Los Angeles just became the largest city in the U.S. to adopt an hourly minimum wage of $15.
Taken after similar actions in San Francisco and Seattle, L.A.’s decision is viewed as the most important victory within the national movement to raise the minimum wage. The move bears significance not only because Los Angeles will be the largest city in the U.S to raise the minimum wage but also because more than 40 percent of the city’s workforce is said to earn less than $15 an hour.
The Guardian reports:
Under the proposed legislation, the city’s minimum wage would increase to $10.50 in July 2016, and would increase incrementally every year until it reaches $15 in July 2020. For small businesses with 25 or fewer employees, the wage hike would come on a modified schedule with the incremental increases starting in July 2017 and the minimum wage reaching $15 by July 2021.

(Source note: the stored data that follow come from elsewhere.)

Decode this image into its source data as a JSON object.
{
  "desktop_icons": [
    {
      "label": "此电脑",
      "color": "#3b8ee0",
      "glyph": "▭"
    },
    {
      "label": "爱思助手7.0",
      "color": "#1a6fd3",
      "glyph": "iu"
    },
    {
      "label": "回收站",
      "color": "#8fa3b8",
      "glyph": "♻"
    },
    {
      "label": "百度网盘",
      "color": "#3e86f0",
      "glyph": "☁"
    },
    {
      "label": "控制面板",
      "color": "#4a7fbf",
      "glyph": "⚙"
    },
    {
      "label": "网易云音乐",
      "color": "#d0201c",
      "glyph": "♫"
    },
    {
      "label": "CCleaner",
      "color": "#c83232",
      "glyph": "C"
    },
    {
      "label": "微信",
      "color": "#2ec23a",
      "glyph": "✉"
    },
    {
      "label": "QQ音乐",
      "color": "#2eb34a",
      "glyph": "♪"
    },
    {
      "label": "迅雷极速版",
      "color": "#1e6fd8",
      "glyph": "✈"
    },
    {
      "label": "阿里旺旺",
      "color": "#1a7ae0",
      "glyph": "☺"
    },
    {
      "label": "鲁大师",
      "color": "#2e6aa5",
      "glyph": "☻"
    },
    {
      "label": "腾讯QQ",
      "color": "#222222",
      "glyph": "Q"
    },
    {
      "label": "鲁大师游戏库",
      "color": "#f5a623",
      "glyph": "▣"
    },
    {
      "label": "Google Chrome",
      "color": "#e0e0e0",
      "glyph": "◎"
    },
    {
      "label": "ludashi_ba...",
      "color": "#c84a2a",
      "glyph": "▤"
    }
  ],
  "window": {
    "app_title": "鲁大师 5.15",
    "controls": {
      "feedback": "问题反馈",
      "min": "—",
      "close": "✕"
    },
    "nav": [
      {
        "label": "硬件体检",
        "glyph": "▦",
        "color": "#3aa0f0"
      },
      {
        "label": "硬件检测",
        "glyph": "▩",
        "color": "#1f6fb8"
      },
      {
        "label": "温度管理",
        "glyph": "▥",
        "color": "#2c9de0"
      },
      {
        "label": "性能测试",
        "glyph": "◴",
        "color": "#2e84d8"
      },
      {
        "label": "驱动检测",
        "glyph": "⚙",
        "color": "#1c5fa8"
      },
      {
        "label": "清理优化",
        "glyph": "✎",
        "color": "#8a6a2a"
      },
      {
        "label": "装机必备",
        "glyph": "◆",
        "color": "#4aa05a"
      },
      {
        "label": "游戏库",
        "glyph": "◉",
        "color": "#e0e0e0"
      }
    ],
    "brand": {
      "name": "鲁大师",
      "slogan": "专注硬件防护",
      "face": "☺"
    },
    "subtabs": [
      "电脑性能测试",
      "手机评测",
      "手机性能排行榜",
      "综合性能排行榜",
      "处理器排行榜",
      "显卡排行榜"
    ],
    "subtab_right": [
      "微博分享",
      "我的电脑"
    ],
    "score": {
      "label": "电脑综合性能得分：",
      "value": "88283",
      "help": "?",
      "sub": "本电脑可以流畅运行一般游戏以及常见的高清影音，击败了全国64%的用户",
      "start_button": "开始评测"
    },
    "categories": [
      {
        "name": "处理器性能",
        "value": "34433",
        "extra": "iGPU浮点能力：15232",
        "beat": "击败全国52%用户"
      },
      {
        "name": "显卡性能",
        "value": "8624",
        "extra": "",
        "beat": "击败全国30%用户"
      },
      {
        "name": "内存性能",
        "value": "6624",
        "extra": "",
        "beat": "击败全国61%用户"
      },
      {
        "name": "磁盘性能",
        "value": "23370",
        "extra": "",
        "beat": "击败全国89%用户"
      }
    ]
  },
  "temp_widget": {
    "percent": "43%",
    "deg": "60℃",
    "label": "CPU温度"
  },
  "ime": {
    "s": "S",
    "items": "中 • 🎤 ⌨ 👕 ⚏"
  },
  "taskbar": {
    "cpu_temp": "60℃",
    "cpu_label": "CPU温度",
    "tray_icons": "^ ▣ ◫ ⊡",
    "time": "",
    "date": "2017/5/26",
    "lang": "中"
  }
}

The current minimum wage in California is $9 an hour and is set to increase to $10 in January 2016.
Other cities, including New York and Chicago, are considering raising their minimum wage to $15 an hour. In February, New York City mayor Bill de Blasio called for a $15 minimum wage by 2019 in his state of the city address.
The shift towards raising the minimum wage by local lawmakers comes at a time when the fight for $15 movement has swelled into the largest protest by low-wage workers in US history. On 15 April, some 60,000 workers in more than 200 US cities took part in the Fight for $15 demonstrations. Many of them were low-wage employees of companies like Walmart and McDonald’s, which have since pledged to increase their workers’ pay by $1-$2 an hour, a raise activists said is still not enough.
The legislation, which the Los Angeles City Council passed in a 14-1 vote Tuesday, is described by Michael Reich, an economist at the University of California at Berkeley, as moving “wages up in a way we haven’t seen since the 1960s.” Reich told The New York Times, “There’s a sense spreading that this is the new norm, especially in areas that have high costs of housing.”